Image credit, How Plants Work blog


Rosa said...

We are busy cleaning and putting things up, discussing which things can live here (sauerkraut? A kitten? An extra human?) washing windows and purging in the basement (one of my partner's cousins is getting political and majoring in environmental science, so I'm giving her all my old Earth First Journals and Wild Earth magazines and books about composting toilets that I hadn't been able to let go of before. The internet has such a short memory, this stuff is barely available anymore and it's only from 1993.)

Your climate is so different than ours, even though we get autumn rain too. This post makes me think of Spring. Wendell Berry wrote an essay about burning old manuscrips and putting the ashes in his garden...i must have given the book away, but I bet you've read it.
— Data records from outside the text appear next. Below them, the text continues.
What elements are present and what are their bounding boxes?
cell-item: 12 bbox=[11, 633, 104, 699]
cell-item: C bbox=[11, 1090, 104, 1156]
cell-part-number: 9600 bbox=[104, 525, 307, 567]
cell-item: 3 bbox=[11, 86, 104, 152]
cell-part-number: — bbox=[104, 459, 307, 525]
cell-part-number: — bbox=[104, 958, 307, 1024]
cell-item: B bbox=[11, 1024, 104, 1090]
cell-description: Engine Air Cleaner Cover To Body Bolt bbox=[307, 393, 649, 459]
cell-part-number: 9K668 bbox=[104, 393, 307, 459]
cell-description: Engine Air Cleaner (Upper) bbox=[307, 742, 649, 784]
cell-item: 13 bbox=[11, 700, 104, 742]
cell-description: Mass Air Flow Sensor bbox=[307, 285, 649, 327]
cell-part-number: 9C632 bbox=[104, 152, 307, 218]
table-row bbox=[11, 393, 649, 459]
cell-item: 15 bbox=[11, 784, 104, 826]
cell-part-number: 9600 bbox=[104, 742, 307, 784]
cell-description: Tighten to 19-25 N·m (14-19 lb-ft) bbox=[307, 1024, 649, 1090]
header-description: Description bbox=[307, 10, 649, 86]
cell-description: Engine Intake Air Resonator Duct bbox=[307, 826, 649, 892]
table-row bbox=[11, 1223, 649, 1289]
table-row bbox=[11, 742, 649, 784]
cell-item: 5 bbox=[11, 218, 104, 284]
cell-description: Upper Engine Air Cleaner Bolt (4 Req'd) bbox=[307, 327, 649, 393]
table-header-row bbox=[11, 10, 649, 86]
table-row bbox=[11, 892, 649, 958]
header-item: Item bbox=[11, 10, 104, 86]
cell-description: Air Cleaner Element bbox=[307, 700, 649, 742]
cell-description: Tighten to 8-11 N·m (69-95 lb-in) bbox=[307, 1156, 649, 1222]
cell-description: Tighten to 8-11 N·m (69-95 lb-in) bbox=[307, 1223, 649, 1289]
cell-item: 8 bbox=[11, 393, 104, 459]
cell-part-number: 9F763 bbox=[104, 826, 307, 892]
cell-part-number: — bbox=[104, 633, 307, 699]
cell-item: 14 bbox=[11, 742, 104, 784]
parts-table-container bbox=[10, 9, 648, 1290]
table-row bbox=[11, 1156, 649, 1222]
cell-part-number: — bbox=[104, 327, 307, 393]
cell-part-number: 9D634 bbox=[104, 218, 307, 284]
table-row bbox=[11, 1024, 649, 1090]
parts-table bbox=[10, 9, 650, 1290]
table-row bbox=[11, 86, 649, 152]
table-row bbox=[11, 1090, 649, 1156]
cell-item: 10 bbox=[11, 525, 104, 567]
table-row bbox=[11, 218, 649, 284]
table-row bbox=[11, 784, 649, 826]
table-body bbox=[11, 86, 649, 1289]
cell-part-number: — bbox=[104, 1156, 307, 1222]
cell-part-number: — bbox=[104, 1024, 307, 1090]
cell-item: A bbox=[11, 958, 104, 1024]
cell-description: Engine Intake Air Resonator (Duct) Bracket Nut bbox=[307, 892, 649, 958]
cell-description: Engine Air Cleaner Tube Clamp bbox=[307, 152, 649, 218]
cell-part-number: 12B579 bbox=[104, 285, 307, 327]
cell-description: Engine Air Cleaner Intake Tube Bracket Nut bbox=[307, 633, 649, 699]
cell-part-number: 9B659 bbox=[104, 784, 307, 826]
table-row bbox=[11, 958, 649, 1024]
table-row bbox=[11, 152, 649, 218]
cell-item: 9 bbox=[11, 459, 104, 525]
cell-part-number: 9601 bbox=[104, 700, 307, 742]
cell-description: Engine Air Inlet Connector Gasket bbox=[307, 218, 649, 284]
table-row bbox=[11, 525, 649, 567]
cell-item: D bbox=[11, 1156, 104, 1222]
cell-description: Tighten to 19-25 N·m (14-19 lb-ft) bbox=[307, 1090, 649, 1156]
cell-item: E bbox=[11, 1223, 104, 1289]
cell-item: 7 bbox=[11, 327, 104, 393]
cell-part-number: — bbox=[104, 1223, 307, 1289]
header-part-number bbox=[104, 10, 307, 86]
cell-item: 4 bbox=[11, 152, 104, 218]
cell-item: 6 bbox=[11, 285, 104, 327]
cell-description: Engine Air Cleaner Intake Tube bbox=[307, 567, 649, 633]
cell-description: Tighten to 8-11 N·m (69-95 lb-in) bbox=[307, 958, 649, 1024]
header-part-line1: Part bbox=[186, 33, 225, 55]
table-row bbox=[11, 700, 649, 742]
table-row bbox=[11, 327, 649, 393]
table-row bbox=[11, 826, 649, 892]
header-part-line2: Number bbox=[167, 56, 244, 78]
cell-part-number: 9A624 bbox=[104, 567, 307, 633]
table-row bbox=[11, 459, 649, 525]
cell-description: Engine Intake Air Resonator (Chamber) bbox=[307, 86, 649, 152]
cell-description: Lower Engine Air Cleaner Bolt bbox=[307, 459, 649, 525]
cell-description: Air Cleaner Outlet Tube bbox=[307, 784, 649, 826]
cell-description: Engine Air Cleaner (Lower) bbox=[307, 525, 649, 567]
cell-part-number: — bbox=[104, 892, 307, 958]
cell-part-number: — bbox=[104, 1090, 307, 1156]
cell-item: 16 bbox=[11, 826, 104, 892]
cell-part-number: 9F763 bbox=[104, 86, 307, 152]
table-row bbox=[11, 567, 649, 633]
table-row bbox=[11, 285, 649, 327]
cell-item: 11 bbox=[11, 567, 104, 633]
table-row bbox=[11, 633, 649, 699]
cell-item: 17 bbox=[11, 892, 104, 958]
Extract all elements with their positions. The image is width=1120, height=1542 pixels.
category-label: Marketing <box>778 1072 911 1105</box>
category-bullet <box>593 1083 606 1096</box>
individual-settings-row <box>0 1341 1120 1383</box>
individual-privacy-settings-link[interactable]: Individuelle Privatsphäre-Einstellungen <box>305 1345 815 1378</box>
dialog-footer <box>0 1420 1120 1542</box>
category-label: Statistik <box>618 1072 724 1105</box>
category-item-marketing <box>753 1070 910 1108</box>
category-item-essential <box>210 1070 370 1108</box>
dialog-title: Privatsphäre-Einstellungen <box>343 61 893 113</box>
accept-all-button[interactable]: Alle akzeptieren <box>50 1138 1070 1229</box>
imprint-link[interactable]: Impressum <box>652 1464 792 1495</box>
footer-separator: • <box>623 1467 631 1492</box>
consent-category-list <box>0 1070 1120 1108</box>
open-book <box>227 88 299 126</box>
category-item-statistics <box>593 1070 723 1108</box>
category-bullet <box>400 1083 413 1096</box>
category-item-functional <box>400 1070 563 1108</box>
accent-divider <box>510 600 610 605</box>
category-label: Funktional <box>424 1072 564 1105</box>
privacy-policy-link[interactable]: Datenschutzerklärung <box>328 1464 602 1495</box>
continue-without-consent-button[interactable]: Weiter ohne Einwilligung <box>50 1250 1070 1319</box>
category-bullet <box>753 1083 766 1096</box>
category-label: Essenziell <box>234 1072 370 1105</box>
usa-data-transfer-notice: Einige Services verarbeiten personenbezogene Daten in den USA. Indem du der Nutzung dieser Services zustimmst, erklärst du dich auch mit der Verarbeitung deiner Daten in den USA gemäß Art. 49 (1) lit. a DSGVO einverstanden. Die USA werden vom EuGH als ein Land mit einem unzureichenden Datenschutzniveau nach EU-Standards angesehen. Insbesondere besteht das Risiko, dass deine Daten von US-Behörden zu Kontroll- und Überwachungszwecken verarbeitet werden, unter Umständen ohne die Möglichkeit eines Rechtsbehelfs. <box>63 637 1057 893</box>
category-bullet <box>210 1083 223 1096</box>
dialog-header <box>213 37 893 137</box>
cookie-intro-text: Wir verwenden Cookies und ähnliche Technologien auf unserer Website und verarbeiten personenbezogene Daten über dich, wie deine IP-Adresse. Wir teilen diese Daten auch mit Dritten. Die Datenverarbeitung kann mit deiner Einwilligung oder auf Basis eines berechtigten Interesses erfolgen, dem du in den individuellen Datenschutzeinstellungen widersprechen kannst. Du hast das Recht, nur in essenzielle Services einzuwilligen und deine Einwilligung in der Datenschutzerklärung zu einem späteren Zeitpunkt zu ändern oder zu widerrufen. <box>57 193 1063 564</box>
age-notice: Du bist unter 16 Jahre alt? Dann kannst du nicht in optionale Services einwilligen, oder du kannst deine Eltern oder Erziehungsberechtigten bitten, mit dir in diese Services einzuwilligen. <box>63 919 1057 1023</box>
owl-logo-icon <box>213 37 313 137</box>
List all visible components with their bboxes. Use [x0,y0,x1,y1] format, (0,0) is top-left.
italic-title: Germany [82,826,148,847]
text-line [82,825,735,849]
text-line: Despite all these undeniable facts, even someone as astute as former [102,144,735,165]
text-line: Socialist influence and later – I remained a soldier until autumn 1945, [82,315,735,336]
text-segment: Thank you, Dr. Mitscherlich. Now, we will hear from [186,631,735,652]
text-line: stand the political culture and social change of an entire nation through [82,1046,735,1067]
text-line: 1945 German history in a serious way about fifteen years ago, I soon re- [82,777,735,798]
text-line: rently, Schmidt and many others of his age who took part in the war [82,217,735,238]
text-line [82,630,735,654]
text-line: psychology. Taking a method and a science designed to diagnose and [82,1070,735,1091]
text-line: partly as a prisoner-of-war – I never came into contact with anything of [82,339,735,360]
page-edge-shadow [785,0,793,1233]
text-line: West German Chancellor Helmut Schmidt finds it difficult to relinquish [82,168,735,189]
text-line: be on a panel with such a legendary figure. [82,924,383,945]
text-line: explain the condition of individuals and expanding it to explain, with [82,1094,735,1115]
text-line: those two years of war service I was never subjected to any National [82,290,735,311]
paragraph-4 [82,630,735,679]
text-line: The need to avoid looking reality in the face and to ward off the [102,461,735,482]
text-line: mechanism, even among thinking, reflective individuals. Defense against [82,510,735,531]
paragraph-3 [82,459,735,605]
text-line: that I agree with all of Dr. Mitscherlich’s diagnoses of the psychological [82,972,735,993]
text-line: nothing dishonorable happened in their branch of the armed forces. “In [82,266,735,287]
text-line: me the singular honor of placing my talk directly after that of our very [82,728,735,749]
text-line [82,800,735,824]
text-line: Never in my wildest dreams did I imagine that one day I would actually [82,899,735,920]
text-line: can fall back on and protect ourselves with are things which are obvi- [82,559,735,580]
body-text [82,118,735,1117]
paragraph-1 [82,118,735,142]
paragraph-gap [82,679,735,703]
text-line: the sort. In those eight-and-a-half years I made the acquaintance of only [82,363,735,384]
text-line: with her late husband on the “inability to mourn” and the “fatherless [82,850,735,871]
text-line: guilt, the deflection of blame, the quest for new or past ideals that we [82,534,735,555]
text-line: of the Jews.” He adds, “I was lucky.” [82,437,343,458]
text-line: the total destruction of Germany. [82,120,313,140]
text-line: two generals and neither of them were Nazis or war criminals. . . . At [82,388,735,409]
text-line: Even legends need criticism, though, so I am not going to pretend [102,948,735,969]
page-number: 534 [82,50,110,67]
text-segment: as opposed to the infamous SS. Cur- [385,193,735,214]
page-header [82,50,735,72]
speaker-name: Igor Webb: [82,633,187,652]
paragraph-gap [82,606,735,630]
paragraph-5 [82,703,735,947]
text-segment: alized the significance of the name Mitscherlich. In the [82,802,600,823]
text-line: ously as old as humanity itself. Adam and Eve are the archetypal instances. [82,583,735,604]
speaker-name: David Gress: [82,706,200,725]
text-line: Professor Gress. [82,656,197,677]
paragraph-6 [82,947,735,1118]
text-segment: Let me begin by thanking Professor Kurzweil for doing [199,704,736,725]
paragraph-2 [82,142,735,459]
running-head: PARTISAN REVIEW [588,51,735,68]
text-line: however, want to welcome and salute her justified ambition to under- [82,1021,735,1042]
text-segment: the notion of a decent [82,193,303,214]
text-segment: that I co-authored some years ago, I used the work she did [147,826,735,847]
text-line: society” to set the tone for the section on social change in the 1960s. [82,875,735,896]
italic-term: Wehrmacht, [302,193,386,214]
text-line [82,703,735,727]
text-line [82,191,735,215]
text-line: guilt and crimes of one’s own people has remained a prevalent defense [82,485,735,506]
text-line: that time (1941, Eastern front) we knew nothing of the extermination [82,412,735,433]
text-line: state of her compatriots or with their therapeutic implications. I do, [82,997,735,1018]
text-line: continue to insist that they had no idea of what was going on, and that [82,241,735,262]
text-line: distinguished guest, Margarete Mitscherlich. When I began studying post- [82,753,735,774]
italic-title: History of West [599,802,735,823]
And your post reminds me of a Greg Brown song:

Spring and what's left of the hippies return from
old rooming houses and Mexico.
More letters, more journals,
more poems to burn; Real heat at last. At last my words glow...

Spring and what's left of the songbirds return,
to fight about loving
and nesting and such.
Thanks for the letters you sent back to burn.
Their smoke is as light, and as dark, as your touch.

Happy sabbat! Happy new world!

katecontinued said...

You wrote those lines before, Rosa, and I think they took hold deep within me. Beautiful.

Good to hear about you and yours. How good to have a young person in your family who is aware. It brings hope.

Rosa said...

Oops! My brain pretty much has a Greg Brown soundtrack.

It is exciting that she's so excited about it. I generally feel pretty silenced by that family so finding allies there is awesome. My family is a lot smaller, without the same kind of connections to make within it, and learning how it works is interesting (the alliance of daughters-in-law that is shaping up is like Surviving Under Patriarchy 101, too - i'd only ever hung out with resisters before, not adaptors)

katecontinued said...

That is exactly what I was reading between the lines. The ally aspect is a real boon.

I'm off to take a nap. My pre-dawn adventure is making me so sleepy now. said...

Wow! You write poetry my friend! I wish you still wrote the monthly newsletters too.

I love how the story unfolds within the light of the elloquent, so poetic. I can almost imagine and feel the sensations you experienced.

Thanks for working so hard out there, with laying out the horse manure too, and folding up the black tarp.

Hurrah! Social Security Baby!!! Whooo Hoooo Hooooo!!! I'm jealous.

Love you!

katecontinued said...

Thank you. I should have followed up with watering or with re-sowing after the last rain. We shall see. Happy to see your website is growing. Good for you. Jim has asked me to do a a notice for a Halloween get together under the newly trimmed pine trees.